Les collectivités effectuent 71 % de l'investissement public alors que le poids de leur dette dans le PIB, en recul de 0,7 %, n'est que de 6,9 %. Via le remboursement anticipé du FCTVA, elles ont engagé 54 milliards. Comme le dit le président Arthuis, cela aura constitué « un puissant levier en direction des entreprises locales ». Grace à Mme Bricq, le Gouvernement a pris conscience du risque qui pèserait sur les collectivités ayant souscrit une convention avec l'État qui ne réaliseraient pas leurs investissements dans les temps impartis. En loi de finances, ces dernières ont obtenu gain de cause, comme l'avait promis le Premier ministre devant le Congrès des maires. Ce dispositif est donc reconduit pour 2010.

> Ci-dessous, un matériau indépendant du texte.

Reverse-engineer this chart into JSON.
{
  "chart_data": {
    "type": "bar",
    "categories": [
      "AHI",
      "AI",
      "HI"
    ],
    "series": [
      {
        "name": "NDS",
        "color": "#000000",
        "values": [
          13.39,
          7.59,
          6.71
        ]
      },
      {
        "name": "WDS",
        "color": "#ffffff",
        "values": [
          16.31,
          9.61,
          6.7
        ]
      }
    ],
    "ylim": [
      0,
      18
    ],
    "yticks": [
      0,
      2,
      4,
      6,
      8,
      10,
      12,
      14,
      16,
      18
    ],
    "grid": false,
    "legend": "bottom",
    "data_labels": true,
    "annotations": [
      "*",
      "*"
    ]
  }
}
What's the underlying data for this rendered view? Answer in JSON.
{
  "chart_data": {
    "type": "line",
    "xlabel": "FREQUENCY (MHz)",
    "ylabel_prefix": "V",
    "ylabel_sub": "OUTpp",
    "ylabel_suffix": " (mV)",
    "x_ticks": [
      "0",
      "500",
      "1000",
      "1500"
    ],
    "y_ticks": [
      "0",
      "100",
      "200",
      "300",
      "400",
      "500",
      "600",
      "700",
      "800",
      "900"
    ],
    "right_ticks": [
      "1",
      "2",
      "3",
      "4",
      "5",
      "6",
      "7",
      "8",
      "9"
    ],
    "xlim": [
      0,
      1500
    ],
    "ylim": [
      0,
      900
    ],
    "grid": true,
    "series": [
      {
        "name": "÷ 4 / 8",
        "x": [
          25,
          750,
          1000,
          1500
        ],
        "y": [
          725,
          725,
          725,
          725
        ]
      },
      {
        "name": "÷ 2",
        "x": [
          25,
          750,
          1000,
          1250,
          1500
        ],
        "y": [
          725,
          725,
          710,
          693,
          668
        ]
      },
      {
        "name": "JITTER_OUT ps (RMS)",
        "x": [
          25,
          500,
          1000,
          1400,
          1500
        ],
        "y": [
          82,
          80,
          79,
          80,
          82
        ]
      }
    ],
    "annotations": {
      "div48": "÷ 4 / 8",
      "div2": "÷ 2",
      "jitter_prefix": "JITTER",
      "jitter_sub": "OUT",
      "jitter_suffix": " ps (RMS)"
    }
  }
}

Cependant, contrairement à ce qu'a dit le ministre devant la commission des finances, le Gouvernement refuse d'unifier le remboursement sur le mode le plus favorable. C'est extrêmement dommageable car la récente intégration du fonds dans l'enveloppe fermée des dotations contribue à l'asphyxie financière des collectivités territoriales en minorant artificiellement l'évolution de la DGF. Cela explique la tendance au reflux qui marque les investissements des collectivités territoriales.
S'y ajoute le manque à gagner de 2 milliards pour les départements du fait du recul de 9,5 % des droits de mutation, conjugué aux réformes en cours et aux menaces qu'elles font peser sur le devenir des finances des collectivités territoriales. Ces dernières appliquent donc le principe de précaution. L'inquiétude des élus est palpable. Certains d'entre eux ont suspendu les discussions budgétaires, d'autres attendent que les perspectives soient plus lisibles, certains ont dores et déjà renoncé à des projets.
Comment expliquer que ce plan de relance ne comporte aucune disposition relative à l'emploi, malgré les 500 000 nouveaux demandeurs d'emplois en un an ? Et ces chiffres sont sous-estimés car de nombreux chômeurs renoncent à chercher du travail. Les radiations pour défaut d'actualisation représentent 42,2 % des sorties de Pôle emploi.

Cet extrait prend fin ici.